December 17, 2016

i am not tom ford sunglasses

Huh. I unearthed this old post from my time rambling around India after I left Peace Corps in 2012. Figured I'd post it up.




If I had to describe New Delhi in one word it would be "dirty".  In two words it would "dirty" and "uric."  Uric as in urea. Urea as in urine. Urine as in the whole city smells like urine. But that's neither here nor there at the moment. I didn't come for the aroma, I came for mountains and eye surgery.

I was interested in eye surgery for all the obvious reasons; basketball, surfing, and kissing someone are all done easier without the mechanical interference of glasses.  The price of the surgery, much like everything else in India, is significantly cheaper than in America.  Like a quarter of the cost cheaper. So here I am right now with freshly lasered corneas and I couldn't be happier with how it all worked out.


Naturally one of the first post-op stops was the sun glass store. I wanted a quality pair of shades, I had after all saved quite a bit of money, a pair that would last me for a long time. I was ready to make a sun glass investment. The hunt began in earnest and I made several laps around the store all the while honing in on that perfect pair. I didn't want any branding on the side of the frames, something I find tacky, and I wanted a gentle gradient from light to dark from the bottom to the top of the lens.

Finally settling on the perfect pair I checked the price tag: $450.  Four hundred and fifty dollars? Tom Ford, apparently, can get away with these sorts of things.

I sat there. I marinated. No.  I don't think I can bring myself to do that.  

But I did marinate. I congratulated myself on my impeccable taste, having blindly picked out the most expensive pair of sunglasses in the store. My second choice turned out to be a $300 of Paul Smiths. Which again was three times too much for my liking. It seems that if you don't want someone's name on the side of your frames you have to pay a bunch of money to make that happen. Which is kind of odd right? Spending a bunch of money to keep people from knowing how much you have spent? Well at least people, the majority I would assume, who don't keep up with the subtle branding of high end men's sunglasses.

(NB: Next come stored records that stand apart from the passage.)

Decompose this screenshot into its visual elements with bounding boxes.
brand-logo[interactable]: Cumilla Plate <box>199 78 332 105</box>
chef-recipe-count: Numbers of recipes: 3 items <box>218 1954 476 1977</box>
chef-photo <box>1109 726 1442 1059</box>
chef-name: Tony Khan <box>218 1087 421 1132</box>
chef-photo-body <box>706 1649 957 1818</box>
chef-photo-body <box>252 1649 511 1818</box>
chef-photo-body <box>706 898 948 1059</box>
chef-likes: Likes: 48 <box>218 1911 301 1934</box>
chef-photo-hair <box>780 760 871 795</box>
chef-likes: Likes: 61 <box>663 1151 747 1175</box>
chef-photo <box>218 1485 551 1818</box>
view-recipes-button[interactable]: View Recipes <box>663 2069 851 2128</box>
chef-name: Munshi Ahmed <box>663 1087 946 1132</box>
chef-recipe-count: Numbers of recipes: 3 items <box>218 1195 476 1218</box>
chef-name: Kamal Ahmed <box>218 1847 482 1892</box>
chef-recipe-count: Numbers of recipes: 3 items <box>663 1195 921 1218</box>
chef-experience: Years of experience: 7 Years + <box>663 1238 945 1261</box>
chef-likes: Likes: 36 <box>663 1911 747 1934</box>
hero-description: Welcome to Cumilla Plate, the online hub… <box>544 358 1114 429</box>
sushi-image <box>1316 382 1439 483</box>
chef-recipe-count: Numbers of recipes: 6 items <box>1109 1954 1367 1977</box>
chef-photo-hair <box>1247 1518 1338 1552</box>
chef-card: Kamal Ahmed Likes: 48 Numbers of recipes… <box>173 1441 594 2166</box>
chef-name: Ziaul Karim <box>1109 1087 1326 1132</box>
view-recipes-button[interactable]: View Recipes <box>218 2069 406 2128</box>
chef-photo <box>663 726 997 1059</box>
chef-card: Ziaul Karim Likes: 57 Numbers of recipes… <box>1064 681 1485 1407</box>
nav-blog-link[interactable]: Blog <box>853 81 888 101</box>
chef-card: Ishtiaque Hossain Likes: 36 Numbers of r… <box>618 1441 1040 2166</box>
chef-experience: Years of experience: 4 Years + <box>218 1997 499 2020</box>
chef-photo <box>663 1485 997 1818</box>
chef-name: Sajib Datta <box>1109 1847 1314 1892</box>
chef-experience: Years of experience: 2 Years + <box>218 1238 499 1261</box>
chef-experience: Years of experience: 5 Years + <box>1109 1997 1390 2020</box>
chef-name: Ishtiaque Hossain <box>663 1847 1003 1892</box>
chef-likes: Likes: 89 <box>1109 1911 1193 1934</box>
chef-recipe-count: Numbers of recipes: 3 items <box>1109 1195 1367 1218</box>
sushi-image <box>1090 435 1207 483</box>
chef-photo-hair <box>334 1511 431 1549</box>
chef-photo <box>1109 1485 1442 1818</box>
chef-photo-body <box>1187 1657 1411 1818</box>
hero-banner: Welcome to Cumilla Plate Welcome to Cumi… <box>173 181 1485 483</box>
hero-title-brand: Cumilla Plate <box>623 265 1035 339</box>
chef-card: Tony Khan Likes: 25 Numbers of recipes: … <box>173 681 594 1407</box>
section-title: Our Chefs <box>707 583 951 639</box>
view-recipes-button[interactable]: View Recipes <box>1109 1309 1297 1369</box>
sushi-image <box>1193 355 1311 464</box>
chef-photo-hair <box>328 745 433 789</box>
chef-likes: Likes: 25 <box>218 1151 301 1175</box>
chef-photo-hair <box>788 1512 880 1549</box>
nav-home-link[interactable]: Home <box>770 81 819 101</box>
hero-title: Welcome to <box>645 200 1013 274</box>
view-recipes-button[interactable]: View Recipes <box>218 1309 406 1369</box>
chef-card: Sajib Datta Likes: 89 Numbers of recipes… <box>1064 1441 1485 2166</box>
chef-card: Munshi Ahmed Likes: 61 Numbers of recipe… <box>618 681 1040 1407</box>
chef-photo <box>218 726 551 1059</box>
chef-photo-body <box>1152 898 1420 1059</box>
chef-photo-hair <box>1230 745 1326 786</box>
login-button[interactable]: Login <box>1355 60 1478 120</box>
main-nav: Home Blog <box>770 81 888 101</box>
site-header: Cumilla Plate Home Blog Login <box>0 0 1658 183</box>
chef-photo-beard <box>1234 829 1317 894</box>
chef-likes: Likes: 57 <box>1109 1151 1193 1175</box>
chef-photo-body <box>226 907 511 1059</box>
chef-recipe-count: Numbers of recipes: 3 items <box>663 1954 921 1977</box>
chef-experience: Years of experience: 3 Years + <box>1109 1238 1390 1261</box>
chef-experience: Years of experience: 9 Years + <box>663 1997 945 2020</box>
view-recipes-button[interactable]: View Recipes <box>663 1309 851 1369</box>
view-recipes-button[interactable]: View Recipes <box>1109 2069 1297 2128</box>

And this frightens me. I'm frightened by my consideration to actually do something as stupid as pay four hundred and fifty dollars for a pair of sunglasses when I'm unemployed and wandering. I'm frightened that my taste was validated by the price, that I derived satisfaction in my "expensive taste." I'm frightened that I'm still thinking about those sunglasses even after I begrudgingly bought a $40 pair. I'm frightened to once again be a consumer.

Being free from the American consumer influence has been one of the quiet pleasures of my time in Uganda and carrying that experience forward is proving an uncomfortable challenge. I'm once again reminded that without Product This or Product That I am not good enough. Strangers will overlook me and women will find me boring, bland and undesirable. Changing cultures means changing parts of myself. Where once my white skin was adornment enough, now I'm weighed by my choices of clothes, watches, sunglasses and consumer electronics.  

How do you find the balance between style and substance? Appearance and essence?